Mercredi, un conseil des ministres à Tripoli a été consacré au problème. "Ce qui se passe dans le Sud est très dangereux", a souligné le vice-Premier ministre du GNA, Abdessalam Kajman, prônant la "fermeté pour affronter ces bandes de l'opposition tchadienne" et soudanaise.

Le sud libyen échappe de fait au contrôle du GNA et de ses rivaux de l'Est, même si l'Armée nationale libyenne (ANL) autoproclamée du maréchal Haftar dit y être présente.

Ce dernier a ordonné une opération militaire pour combattre "les bandes criminelles et l'opposition tchadienne qui s'adonnent aux enlèvements et aux extorsions et en tirent d'importants revenus qui pourraient financer des actes terroristes", a déclaré à l'AFP le général Ahmed al-Mesmari, porte-parole de l'ANL.

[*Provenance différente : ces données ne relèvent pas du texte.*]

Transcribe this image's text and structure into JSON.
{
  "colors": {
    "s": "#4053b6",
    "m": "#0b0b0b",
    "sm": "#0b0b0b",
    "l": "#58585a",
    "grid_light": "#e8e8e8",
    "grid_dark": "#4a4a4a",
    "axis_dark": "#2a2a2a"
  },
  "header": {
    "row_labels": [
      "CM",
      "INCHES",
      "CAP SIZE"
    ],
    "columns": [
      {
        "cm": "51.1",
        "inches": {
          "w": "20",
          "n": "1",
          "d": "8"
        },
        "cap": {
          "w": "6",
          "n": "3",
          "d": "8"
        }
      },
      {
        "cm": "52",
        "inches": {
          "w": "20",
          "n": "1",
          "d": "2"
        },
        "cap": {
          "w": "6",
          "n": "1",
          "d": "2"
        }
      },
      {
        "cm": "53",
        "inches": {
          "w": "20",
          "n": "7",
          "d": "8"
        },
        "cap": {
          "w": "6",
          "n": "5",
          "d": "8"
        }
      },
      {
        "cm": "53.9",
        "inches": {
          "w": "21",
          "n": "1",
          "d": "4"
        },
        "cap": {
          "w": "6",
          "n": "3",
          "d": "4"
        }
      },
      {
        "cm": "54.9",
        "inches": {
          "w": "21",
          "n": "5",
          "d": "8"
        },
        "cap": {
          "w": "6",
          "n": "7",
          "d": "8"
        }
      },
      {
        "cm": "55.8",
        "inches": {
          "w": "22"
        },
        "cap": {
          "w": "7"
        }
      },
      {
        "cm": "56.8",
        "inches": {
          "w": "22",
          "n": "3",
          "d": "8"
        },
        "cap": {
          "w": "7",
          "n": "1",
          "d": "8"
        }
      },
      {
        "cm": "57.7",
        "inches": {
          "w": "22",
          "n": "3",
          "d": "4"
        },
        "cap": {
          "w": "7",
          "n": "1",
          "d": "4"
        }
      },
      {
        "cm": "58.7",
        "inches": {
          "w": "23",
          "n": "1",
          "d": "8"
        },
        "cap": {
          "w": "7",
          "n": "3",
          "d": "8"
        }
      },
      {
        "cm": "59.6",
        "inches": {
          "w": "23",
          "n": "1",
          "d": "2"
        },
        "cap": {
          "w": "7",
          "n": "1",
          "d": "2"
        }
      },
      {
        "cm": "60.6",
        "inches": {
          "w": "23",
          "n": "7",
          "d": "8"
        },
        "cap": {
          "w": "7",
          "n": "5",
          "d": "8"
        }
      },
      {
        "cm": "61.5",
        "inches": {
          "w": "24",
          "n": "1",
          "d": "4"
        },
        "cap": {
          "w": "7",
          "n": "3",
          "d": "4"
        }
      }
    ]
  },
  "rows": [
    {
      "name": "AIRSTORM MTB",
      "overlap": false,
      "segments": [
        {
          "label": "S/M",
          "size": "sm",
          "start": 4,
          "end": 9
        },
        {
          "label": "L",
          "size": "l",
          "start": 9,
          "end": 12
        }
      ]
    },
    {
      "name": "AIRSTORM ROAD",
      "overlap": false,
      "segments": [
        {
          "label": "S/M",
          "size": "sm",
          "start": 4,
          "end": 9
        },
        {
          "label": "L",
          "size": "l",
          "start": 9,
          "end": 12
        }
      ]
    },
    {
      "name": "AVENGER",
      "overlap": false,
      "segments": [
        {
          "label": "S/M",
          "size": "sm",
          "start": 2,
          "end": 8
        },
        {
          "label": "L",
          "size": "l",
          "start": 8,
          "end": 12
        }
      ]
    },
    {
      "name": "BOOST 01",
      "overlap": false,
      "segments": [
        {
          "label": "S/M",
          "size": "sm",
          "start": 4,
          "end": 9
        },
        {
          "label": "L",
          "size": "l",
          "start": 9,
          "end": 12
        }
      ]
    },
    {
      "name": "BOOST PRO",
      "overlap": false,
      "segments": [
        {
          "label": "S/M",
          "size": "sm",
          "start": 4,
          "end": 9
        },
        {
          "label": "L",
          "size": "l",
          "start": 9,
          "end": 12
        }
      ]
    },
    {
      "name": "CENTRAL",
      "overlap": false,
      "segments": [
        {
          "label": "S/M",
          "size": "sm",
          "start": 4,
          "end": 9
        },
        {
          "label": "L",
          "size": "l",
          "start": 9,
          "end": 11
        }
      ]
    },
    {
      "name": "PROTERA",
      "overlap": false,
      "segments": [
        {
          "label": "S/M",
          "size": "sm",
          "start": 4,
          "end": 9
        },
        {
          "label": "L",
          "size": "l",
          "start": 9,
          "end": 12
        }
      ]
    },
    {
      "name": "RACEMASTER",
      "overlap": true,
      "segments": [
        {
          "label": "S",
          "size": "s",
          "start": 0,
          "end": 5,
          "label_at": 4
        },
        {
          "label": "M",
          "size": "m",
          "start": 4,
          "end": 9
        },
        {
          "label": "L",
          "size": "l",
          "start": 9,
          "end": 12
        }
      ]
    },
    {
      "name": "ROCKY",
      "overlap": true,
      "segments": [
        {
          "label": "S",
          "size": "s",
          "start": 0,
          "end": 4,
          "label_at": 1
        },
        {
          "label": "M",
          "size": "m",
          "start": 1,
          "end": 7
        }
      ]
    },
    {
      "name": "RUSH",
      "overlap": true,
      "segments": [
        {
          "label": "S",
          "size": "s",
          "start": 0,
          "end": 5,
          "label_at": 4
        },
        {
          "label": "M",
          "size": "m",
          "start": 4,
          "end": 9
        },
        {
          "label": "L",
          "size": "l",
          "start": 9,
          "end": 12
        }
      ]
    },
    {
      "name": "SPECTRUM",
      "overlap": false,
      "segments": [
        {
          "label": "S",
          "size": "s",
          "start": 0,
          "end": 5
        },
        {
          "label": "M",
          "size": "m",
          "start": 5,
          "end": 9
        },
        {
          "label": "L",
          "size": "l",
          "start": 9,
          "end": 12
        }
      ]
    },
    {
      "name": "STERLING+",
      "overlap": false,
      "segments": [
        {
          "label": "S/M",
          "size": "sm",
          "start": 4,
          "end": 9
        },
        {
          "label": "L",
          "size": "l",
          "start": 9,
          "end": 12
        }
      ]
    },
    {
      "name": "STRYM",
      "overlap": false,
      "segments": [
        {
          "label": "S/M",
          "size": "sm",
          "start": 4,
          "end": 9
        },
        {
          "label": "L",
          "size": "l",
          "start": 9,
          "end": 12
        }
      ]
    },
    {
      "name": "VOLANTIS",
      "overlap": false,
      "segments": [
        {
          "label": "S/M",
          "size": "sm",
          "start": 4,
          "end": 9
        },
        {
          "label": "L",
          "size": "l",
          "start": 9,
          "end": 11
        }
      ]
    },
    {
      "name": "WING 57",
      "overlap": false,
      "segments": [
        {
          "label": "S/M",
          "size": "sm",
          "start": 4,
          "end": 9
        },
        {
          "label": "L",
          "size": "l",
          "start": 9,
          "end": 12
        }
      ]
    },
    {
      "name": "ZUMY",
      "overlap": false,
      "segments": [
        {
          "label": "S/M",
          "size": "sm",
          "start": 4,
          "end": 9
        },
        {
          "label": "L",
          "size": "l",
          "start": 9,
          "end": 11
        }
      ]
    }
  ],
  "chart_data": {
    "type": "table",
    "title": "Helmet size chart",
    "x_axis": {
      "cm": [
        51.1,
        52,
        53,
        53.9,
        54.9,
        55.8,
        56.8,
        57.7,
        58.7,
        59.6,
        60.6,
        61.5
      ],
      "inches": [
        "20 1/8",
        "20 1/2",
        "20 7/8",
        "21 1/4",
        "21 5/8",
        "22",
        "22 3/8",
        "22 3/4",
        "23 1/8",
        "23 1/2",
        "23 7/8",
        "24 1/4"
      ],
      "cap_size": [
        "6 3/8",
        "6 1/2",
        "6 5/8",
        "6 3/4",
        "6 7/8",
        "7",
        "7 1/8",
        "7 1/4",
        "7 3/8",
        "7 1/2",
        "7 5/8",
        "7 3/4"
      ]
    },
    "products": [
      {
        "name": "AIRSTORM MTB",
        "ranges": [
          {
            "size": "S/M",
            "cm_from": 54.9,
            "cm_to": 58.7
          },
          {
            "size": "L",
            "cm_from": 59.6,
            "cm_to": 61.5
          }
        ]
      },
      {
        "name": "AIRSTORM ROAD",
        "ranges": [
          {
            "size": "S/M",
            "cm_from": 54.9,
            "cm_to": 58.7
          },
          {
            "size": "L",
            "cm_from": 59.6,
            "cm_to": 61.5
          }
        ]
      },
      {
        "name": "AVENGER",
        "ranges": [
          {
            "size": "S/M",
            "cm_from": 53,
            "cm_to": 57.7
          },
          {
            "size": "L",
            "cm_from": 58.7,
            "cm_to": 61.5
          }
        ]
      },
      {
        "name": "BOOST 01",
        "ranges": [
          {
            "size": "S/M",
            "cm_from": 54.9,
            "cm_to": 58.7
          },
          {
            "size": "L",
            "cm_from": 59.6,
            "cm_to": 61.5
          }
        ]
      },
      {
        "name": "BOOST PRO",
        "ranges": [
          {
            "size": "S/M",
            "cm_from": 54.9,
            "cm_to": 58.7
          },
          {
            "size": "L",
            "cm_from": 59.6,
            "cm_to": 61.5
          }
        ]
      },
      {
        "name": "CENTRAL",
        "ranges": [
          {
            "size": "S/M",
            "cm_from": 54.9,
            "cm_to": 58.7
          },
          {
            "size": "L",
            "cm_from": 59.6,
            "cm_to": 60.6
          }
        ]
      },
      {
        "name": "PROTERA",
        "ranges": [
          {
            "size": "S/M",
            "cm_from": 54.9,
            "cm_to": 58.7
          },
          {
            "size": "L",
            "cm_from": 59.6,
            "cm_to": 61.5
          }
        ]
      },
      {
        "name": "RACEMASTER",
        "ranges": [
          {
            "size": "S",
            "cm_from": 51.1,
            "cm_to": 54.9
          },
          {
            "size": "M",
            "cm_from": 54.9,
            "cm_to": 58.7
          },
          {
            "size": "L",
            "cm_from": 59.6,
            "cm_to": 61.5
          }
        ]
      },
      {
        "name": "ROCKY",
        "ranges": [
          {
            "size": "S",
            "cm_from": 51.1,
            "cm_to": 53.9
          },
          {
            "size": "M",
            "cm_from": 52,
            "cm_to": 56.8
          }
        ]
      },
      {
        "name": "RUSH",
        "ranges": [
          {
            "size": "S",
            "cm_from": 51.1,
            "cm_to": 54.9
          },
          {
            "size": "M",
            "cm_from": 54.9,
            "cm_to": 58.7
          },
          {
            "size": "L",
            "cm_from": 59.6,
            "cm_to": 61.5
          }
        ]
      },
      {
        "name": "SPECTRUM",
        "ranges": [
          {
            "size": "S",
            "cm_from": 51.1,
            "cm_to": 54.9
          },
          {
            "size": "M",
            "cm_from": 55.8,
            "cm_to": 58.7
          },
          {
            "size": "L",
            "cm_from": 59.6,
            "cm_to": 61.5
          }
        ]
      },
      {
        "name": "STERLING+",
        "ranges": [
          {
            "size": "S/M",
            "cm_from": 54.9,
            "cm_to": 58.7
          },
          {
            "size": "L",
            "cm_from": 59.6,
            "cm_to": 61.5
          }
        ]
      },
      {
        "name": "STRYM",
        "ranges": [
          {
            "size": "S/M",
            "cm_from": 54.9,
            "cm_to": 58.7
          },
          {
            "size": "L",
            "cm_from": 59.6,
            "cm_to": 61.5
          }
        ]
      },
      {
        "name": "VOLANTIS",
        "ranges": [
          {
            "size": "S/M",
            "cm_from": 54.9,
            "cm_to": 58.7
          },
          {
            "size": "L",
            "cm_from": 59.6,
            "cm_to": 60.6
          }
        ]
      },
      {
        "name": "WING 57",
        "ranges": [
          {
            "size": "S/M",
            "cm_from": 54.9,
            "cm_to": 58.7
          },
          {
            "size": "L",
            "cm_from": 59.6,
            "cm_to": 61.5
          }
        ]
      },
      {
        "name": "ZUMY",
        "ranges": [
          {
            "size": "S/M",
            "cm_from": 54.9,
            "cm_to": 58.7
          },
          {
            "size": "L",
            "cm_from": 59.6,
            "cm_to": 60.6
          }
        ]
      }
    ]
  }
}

Une récente rencontre entre le maréchal Haftar et le président tchadien Idriss Déby Itno à N'Djamena, s'inscrit dans ce cadre, selon lui.

Mais "le territoire (du Sud) est vaste, difficile et (...) ne promet pas un dividende politique forcément très substantiel", décourageant les principales forces libyennes de s'y engager, remarque Jalel Harchaoui, spécialiste de la Libye à l'Université Paris-VIII.

N'Djamena et Paris s'inquiètent aussi d'une présence jihadiste qui pourrait menacer encore davantage le Sahel. A leurs yeux, "Haftar est censé rétablir l’ordre sur ce vaste territoire", poursuit M. Harchaoui. Mais si "le maréchal a multiplié les déclarations rassurantes, la réalité reste préoccupante".